Gilchrist wants more player input

Cricinfo staff

Gilchrist would like to see how the new experiments pan out © Getty Images

With players across the world coming to grips with the new proposals intended to liven up one-day cricket, Adam Gilchrist has come out and said that the players' views should be taken on board before such experiments become legislation. The new changes, which involve changes in fielding restrictions and substitutions, could be tried out in early July when England and Australia clash in the NatWest Series.

"I don't think our guys have got a full grasp of it," said Gilchrist, talking to The Age. "I think it's going to be really intriguing for the spectators and the players as to how a captain manipulates those five-over blocks. That will be really good.

"It will keep people really interested and it will bring a more traditional tactical nous to the one-day game, where maybe that has slowly faded away or is not as openly evident in one-day cricket to the paying public. Traditional cricket is about out-thinking your opponent and subtle field changes. With these rules, it will have to reintroduce that skilled thinking."

The changes were suggested by a committee headed by Sunil Gavaskar, the former Indian opening batsman, in an attempt to liven up the one-day game which had become drearily predictable and formulaic in the middle of an innings.

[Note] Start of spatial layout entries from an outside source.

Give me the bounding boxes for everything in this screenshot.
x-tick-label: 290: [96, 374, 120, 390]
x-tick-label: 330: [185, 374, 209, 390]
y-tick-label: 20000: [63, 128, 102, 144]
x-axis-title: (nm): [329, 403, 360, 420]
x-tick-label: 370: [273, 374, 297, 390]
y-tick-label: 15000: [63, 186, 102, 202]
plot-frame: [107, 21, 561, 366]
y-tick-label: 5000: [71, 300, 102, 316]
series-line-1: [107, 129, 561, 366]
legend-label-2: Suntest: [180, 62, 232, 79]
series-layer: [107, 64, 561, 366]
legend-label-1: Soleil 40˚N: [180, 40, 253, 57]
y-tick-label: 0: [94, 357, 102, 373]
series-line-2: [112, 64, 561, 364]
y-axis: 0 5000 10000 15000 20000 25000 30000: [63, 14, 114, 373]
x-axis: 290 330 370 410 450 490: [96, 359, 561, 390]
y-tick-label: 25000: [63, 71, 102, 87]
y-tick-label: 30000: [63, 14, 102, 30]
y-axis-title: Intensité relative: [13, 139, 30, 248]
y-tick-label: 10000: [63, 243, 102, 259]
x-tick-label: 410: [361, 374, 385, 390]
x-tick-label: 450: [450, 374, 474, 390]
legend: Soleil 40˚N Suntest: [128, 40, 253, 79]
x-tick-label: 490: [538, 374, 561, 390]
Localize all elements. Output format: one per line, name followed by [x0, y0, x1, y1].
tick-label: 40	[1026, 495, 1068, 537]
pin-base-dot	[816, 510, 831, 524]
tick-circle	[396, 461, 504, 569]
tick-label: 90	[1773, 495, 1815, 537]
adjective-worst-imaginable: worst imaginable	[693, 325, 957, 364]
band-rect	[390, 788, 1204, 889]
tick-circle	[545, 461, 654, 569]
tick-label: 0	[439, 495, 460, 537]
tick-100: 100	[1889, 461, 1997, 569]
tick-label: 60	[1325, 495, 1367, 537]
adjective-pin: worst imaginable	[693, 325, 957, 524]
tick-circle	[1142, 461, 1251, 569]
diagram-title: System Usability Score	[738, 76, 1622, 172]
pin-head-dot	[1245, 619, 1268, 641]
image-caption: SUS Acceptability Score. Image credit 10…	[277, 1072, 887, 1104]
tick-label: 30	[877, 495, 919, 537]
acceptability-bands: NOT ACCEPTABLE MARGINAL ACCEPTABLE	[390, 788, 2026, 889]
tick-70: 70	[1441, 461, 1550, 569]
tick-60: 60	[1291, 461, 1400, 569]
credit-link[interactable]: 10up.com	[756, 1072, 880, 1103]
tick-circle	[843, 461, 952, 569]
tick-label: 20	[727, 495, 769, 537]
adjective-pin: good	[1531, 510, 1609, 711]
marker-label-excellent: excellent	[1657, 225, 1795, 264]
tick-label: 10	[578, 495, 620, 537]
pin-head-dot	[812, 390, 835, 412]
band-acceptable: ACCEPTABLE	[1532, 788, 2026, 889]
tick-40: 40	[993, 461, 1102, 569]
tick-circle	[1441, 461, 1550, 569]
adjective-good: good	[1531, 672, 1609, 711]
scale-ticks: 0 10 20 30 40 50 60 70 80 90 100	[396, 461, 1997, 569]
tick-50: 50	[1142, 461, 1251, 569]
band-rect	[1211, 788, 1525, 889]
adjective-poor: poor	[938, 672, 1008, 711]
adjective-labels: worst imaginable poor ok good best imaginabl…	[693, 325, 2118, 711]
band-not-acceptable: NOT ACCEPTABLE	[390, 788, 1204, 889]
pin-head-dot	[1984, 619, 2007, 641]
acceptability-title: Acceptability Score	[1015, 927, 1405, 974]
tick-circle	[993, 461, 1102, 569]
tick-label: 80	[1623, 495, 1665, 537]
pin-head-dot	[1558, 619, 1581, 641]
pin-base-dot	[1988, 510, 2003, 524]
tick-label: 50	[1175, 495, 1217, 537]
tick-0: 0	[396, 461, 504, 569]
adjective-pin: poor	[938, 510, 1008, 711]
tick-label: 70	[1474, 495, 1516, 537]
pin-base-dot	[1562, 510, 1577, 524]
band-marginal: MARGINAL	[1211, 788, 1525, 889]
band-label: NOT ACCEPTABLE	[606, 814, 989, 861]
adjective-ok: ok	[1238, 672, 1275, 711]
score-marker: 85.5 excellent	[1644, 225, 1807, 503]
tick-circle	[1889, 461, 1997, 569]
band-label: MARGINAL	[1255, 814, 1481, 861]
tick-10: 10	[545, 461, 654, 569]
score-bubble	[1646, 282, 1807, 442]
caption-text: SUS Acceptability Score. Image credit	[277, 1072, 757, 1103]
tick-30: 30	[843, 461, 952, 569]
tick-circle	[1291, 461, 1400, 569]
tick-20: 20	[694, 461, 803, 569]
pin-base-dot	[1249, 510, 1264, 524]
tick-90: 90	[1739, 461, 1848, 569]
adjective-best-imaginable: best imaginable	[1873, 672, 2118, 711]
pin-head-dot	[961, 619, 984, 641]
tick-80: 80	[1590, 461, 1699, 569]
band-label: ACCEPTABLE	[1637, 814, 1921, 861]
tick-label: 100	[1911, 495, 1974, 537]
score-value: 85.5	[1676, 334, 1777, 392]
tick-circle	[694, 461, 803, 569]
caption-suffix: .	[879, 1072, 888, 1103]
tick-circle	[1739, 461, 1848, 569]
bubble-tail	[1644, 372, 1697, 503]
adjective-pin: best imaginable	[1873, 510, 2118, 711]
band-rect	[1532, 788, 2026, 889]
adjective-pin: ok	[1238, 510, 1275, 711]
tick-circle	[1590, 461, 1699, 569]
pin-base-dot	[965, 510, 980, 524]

Gilchrist added that while the game's popularity and commercial considerations were important, it was imperitive that the players be consulted before any far-reaching changes were affected. "I've got no problem with trying things in this format of the game," he said. "People will say it's not cricket to substitute a player in and out but traditionalists will say one-day cricket is not cricket, so it's here and it's a good forum to experiment.

"As long as there is an experimental period and then they go to the players to get opinion on whether it's worked or not. The players don't have to have the final say, but they've got to have a strong voice in the final outcome, along with spectators who they'll canvass and, I'm sure, sponsors and the TV people that cover the games."